Quem já acompanhou uma obra sabe que o ritmo do tijolo assentado um a um é lento, imprevisível e cheio de entulho. O sistema de formas de alumínio, também chamado de método Mivan, muda essa lógica: painéis metálicos modulares formam o molde exato da estrutura, o concreto é lançado de uma só vez e, em sete dias, o pavimento está pronto para subir mais um andar.
Como o sistema de formas de alumínio funciona na prática?
Os painéis de alumínio são encaixados conforme o projeto e formam a geometria exata de paredes, lajes, vigas e vãos de portas e janelas. Antes do preenchimento, as armaduras e as tubulações elétricas e hidráulicas já são inseridas dentro do molde, embutidas na estrutura desde o início.

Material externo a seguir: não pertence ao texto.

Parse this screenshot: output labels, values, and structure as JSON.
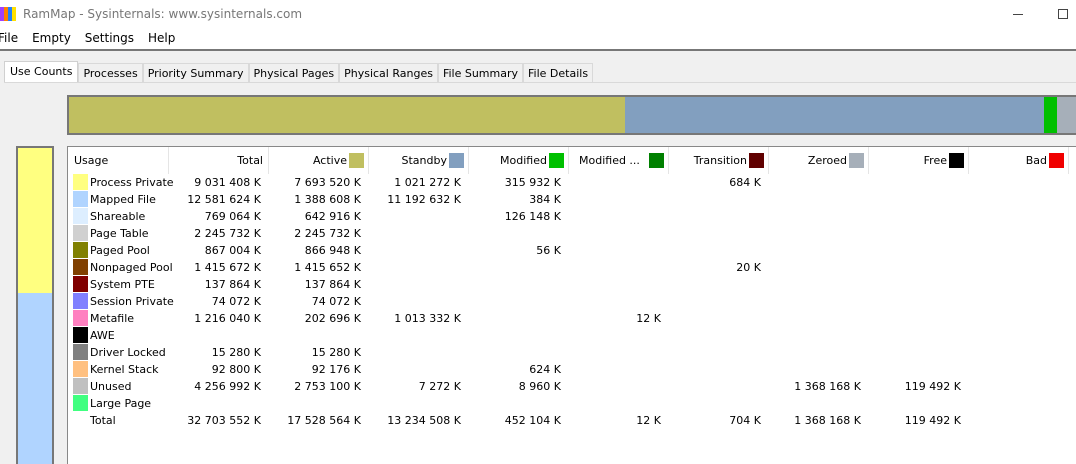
{
  "window": {
    "title": "RamMap - Sysinternals: www.sysinternals.com"
  },
  "menu": [
    "File",
    "Empty",
    "Settings",
    "Help"
  ],
  "tabs": [
    "Use Counts",
    "Processes",
    "Priority Summary",
    "Physical Pages",
    "Physical Ranges",
    "File Summary",
    "File Details"
  ],
  "colors": {
    "active": "#c0bf60",
    "standby": "#829fbf",
    "modified": "#00c000",
    "modified_nowrite": "#008000",
    "transition": "#600000",
    "zeroed": "#a6afb9",
    "free": "#000000",
    "bad": "#f00000"
  },
  "columns": [
    {
      "label": "Usage",
      "swatch": null
    },
    {
      "label": "Total",
      "swatch": null
    },
    {
      "label": "Active",
      "swatch": "#c0bf60"
    },
    {
      "label": "Standby",
      "swatch": "#829fbf"
    },
    {
      "label": "Modified",
      "swatch": "#00c000"
    },
    {
      "label": "Modified ...",
      "swatch": "#008000"
    },
    {
      "label": "Transition",
      "swatch": "#600000"
    },
    {
      "label": "Zeroed",
      "swatch": "#a6afb9"
    },
    {
      "label": "Free",
      "swatch": "#000000"
    },
    {
      "label": "Bad",
      "swatch": "#f00000"
    }
  ],
  "rows": [
    {
      "usage": "Process Private",
      "color": "#ffff80",
      "values": [
        "9 031 408 K",
        "7 693 520 K",
        "1 021 272 K",
        "315 932 K",
        "",
        "684 K",
        "",
        "",
        ""
      ]
    },
    {
      "usage": "Mapped File",
      "color": "#b0d4ff",
      "values": [
        "12 581 624 K",
        "1 388 608 K",
        "11 192 632 K",
        "384 K",
        "",
        "",
        "",
        "",
        ""
      ]
    },
    {
      "usage": "Shareable",
      "color": "#ddeeff",
      "values": [
        "769 064 K",
        "642 916 K",
        "",
        "126 148 K",
        "",
        "",
        "",
        "",
        ""
      ]
    },
    {
      "usage": "Page Table",
      "color": "#d0d0d0",
      "values": [
        "2 245 732 K",
        "2 245 732 K",
        "",
        "",
        "",
        "",
        "",
        "",
        ""
      ]
    },
    {
      "usage": "Paged Pool",
      "color": "#808000",
      "values": [
        "867 004 K",
        "866 948 K",
        "",
        "56 K",
        "",
        "",
        "",
        "",
        ""
      ]
    },
    {
      "usage": "Nonpaged Pool",
      "color": "#804000",
      "values": [
        "1 415 672 K",
        "1 415 652 K",
        "",
        "",
        "",
        "20 K",
        "",
        "",
        ""
      ]
    },
    {
      "usage": "System PTE",
      "color": "#800000",
      "values": [
        "137 864 K",
        "137 864 K",
        "",
        "",
        "",
        "",
        "",
        "",
        ""
      ]
    },
    {
      "usage": "Session Private",
      "color": "#8080ff",
      "values": [
        "74 072 K",
        "74 072 K",
        "",
        "",
        "",
        "",
        "",
        "",
        ""
      ]
    },
    {
      "usage": "Metafile",
      "color": "#ff80c0",
      "values": [
        "1 216 040 K",
        "202 696 K",
        "1 013 332 K",
        "",
        "12 K",
        "",
        "",
        "",
        ""
      ]
    },
    {
      "usage": "AWE",
      "color": "#000000",
      "values": [
        "",
        "",
        "",
        "",
        "",
        "",
        "",
        "",
        ""
      ]
    },
    {
      "usage": "Driver Locked",
      "color": "#808080",
      "values": [
        "15 280 K",
        "15 280 K",
        "",
        "",
        "",
        "",
        "",
        "",
        ""
      ]
    },
    {
      "usage": "Kernel Stack",
      "color": "#ffc080",
      "values": [
        "92 800 K",
        "92 176 K",
        "",
        "624 K",
        "",
        "",
        "",
        "",
        ""
      ]
    },
    {
      "usage": "Unused",
      "color": "#c0c0c0",
      "values": [
        "4 256 992 K",
        "2 753 100 K",
        "7 272 K",
        "8 960 K",
        "",
        "",
        "1 368 168 K",
        "119 492 K",
        ""
      ]
    },
    {
      "usage": "Large Page",
      "color": "#40ff80",
      "values": [
        "",
        "",
        "",
        "",
        "",
        "",
        "",
        "",
        ""
      ]
    },
    {
      "usage": "Total",
      "color": null,
      "values": [
        "32 703 552 K",
        "17 528 564 K",
        "13 234 508 K",
        "452 104 K",
        "12 K",
        "704 K",
        "1 368 168 K",
        "119 492 K",
        ""
      ]
    }
  ],
  "memory_bar": [
    {
      "name": "active",
      "color": "#c0bf60",
      "fraction": 0.552
    },
    {
      "name": "standby",
      "color": "#829fbf",
      "fraction": 0.416
    },
    {
      "name": "modified",
      "color": "#00c000",
      "fraction": 0.013
    },
    {
      "name": "zeroed",
      "color": "#a6afb9",
      "fraction": 0.019
    }
  ],
  "usage_bar": [
    {
      "name": "process-private",
      "color": "#ffff80",
      "fraction": 0.46
    },
    {
      "name": "mapped-file",
      "color": "#b0d4ff",
      "fraction": 0.54
    }
  ]
}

A etapa seguinte é a concretagem monolítica: todo o molde é preenchido de uma só vez, formando uma estrutura integrada e sem emendas. Após algumas horas, as formas são desmontadas e transportadas para o pavimento superior, onde o ciclo recomeça. O resultado são superfícies mais regulares, prontas para receber acabamentos finos sem a necessidade de reboco grosso.

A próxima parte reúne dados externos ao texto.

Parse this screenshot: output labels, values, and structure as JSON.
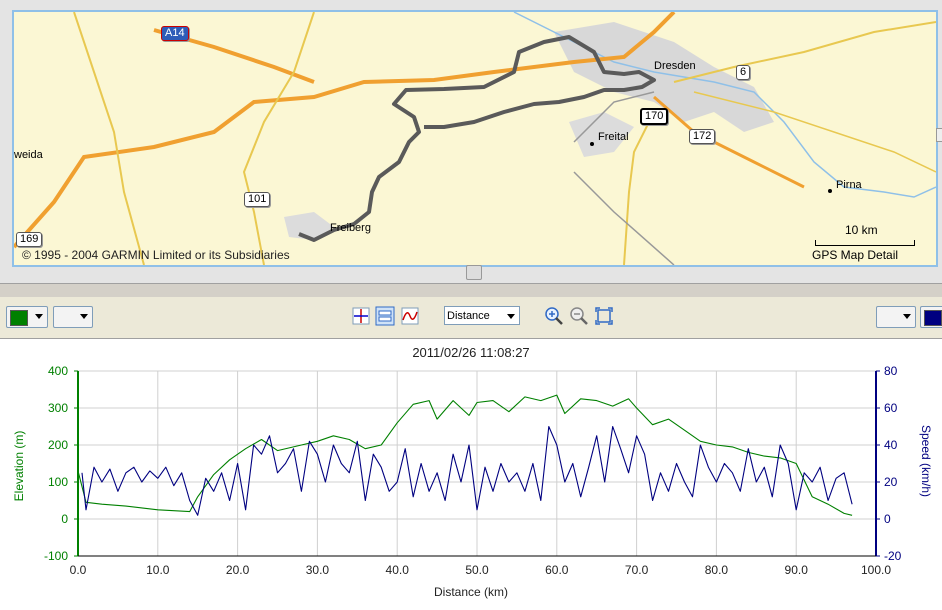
{
  "map": {
    "copyright": "© 1995 - 2004 GARMIN Limited or its Subsidiaries",
    "scale_label": "10 km",
    "map_detail": "GPS Map Detail",
    "shields": [
      {
        "label": "A14",
        "type": "autobahn"
      },
      {
        "label": "6",
        "type": "federal"
      },
      {
        "label": "170",
        "type": "federal-dark"
      },
      {
        "label": "172",
        "type": "federal"
      },
      {
        "label": "101",
        "type": "federal"
      },
      {
        "label": "169",
        "type": "federal"
      }
    ],
    "cities": {
      "dresden": "Dresden",
      "freital": "Freital",
      "pirna": "Pirna",
      "freiberg": "Freiberg",
      "weida": "weida"
    },
    "colors": {
      "background": "#fbf7d4",
      "track": "#5a5a5a",
      "motorway": "#f0a030",
      "road": "#e8c850",
      "water": "#8fc0e8",
      "urban": "#d8d8d8"
    }
  },
  "toolbar": {
    "left_color": "#008000",
    "right_color": "#000080",
    "view_select": "Distance",
    "icons": [
      "crosshair-icon",
      "split-view-icon",
      "graph-curve-icon",
      "zoom-in-icon",
      "zoom-out-icon",
      "fit-to-window-icon"
    ]
  },
  "chart_data": {
    "type": "line",
    "title": "2011/02/26 11:08:27",
    "xlabel": "Distance (km)",
    "ylabel_left": "Elevation (m)",
    "ylabel_right": "Speed (km/h)",
    "xlim": [
      0,
      100
    ],
    "ylim_left": [
      -100,
      400
    ],
    "ylim_right": [
      -20,
      80
    ],
    "grid": true,
    "x_ticks": [
      "0.0",
      "10.0",
      "20.0",
      "30.0",
      "40.0",
      "50.0",
      "60.0",
      "70.0",
      "80.0",
      "90.0",
      "100.0"
    ],
    "y_ticks_left": [
      "-100",
      "0",
      "100",
      "200",
      "300",
      "400"
    ],
    "y_ticks_right": [
      "-20",
      "0",
      "20",
      "40",
      "60",
      "80"
    ],
    "series": [
      {
        "axis": "left",
        "color": "#008000",
        "x": [
          0,
          1,
          3,
          6,
          10,
          14,
          15,
          17,
          19,
          21,
          23,
          25,
          28,
          30,
          32,
          34,
          36,
          38,
          40,
          42,
          44,
          45,
          47,
          49,
          50,
          52,
          54,
          56,
          58,
          60,
          61,
          63,
          65,
          67,
          69,
          70,
          72,
          74,
          76,
          78,
          80,
          82,
          84,
          86,
          88,
          90,
          92,
          94,
          96,
          97
        ],
        "y": [
          130,
          45,
          40,
          35,
          25,
          20,
          60,
          120,
          160,
          190,
          215,
          185,
          200,
          210,
          225,
          215,
          190,
          200,
          260,
          310,
          320,
          270,
          320,
          280,
          315,
          320,
          290,
          330,
          320,
          335,
          285,
          325,
          320,
          305,
          325,
          300,
          255,
          270,
          240,
          210,
          200,
          195,
          180,
          170,
          165,
          150,
          60,
          40,
          15,
          10
        ]
      },
      {
        "axis": "right",
        "color": "#000080",
        "x": [
          0.5,
          1,
          2,
          3,
          4,
          5,
          6,
          7,
          8,
          9,
          10,
          11,
          12,
          13,
          14,
          15,
          16,
          17,
          18,
          19,
          20,
          21,
          22,
          23,
          24,
          25,
          26,
          27,
          28,
          29,
          30,
          31,
          32,
          33,
          34,
          35,
          36,
          37,
          38,
          39,
          40,
          41,
          42,
          43,
          44,
          45,
          46,
          47,
          48,
          49,
          50,
          51,
          52,
          53,
          54,
          55,
          56,
          57,
          58,
          59,
          60,
          61,
          62,
          63,
          64,
          65,
          66,
          67,
          68,
          69,
          70,
          71,
          72,
          73,
          74,
          75,
          76,
          77,
          78,
          79,
          80,
          81,
          82,
          83,
          84,
          85,
          86,
          87,
          88,
          89,
          90,
          91,
          92,
          93,
          94,
          95,
          96,
          97
        ],
        "y": [
          25,
          5,
          28,
          20,
          27,
          15,
          25,
          28,
          20,
          26,
          22,
          28,
          18,
          25,
          10,
          2,
          22,
          15,
          25,
          10,
          30,
          5,
          40,
          35,
          45,
          25,
          30,
          38,
          15,
          42,
          35,
          20,
          40,
          30,
          25,
          42,
          10,
          35,
          28,
          15,
          20,
          38,
          12,
          30,
          15,
          25,
          10,
          35,
          20,
          40,
          5,
          28,
          15,
          30,
          20,
          25,
          15,
          30,
          10,
          50,
          40,
          20,
          30,
          12,
          28,
          45,
          20,
          50,
          38,
          25,
          45,
          35,
          10,
          25,
          15,
          30,
          20,
          12,
          40,
          28,
          20,
          30,
          25,
          15,
          38,
          20,
          28,
          12,
          40,
          30,
          5,
          25,
          20,
          28,
          10,
          22,
          25,
          8
        ]
      }
    ]
  }
}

O que muda no canteiro quando se adota esse método?
A principal virada é comportamental: o canteiro deixa de funcionar como produção artesanal e passa a operar como uma linha de montagem. Os painéis chegam identificados, a sequência de encaixe é definida em projeto e cada etapa tem prazo fixo. Qualquer erro se propaga rapidamente, forçando um nível de organização que a alvenaria tradicional raramente exige.
A redução do uso de madeira também impacta na segurança, com menos risco de incêndio e menos entulho para descarte. A sujeira típica da obra diminui sensivelmente, e o controle de qualidade fica muito mais fácil de aplicar quando o processo é repetitivo e previsível.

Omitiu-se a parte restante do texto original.